Maybe try a bypass circuit, ie your own bulb and test wire to the alt
Not something silly like the alt body needs its own earth?
 
Why do you need to blip the throttle to get the alternator to charge? I've never heard of this before.
 
OK I've located the issue, one thing I did forget to mention is the landy does have a split charging system fitted, have again checked and tracing the B+ wire from the Alternator to the split charging system there is a connection made with nut and bolt, the heavy duty spade connector had come away from this connection on the split charge end, this is most likely why the throttle blip was required as the vibration most likely allowed that connection to be made, I have now connected the battery cable directly to the Alternator until I can source a heavy duty cable, or until I can check all the connections on the split charge system, throttle blip is also no longer required to get the charging system working, also thanks for all your help.
 
Why do you need to blip the throttle to get the alternator to charge? I've never heard of this before.

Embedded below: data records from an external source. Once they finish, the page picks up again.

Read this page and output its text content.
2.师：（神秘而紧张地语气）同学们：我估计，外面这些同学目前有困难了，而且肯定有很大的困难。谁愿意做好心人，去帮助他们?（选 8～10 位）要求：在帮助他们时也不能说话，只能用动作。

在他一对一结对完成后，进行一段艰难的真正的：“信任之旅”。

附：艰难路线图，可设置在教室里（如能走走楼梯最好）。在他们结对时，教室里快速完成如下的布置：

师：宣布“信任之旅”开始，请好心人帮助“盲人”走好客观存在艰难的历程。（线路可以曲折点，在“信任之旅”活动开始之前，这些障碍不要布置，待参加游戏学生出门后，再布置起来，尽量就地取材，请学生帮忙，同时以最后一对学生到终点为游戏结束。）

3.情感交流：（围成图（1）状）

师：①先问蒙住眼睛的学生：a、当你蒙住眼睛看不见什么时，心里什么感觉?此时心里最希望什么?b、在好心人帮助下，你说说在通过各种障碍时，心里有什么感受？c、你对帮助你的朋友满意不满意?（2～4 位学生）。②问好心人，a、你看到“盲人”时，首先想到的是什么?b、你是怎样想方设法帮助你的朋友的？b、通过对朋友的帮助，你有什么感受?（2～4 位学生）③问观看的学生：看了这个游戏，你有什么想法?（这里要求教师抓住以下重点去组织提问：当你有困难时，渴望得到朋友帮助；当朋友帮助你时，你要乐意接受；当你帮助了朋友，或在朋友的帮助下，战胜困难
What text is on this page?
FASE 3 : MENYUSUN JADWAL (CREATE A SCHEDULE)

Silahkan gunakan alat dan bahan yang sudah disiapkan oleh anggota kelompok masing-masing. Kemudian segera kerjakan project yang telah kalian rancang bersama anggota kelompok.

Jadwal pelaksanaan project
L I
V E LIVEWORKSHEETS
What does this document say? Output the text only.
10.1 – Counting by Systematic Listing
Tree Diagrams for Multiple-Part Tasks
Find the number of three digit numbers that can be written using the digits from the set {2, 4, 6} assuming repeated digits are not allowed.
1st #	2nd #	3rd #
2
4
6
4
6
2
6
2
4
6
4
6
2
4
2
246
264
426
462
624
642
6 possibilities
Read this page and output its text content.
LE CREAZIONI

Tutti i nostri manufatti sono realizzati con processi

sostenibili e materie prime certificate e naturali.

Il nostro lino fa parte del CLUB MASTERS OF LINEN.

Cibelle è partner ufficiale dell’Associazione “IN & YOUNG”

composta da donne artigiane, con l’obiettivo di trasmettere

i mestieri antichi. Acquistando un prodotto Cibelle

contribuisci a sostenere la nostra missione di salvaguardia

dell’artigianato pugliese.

Mine needs it. If I just start the engine and leave it ticking over the charge warning light stays on. I need a few RPM to get it to go off and the alternator to send out a charge
 
Mine needs it. If I just start the engine and leave it ticking over the charge warning light stays on. I need a few RPM to get it to go off and the alternator to send out a charge

My JCB needs this too. It takes a little acceleration to get rid of the warning light.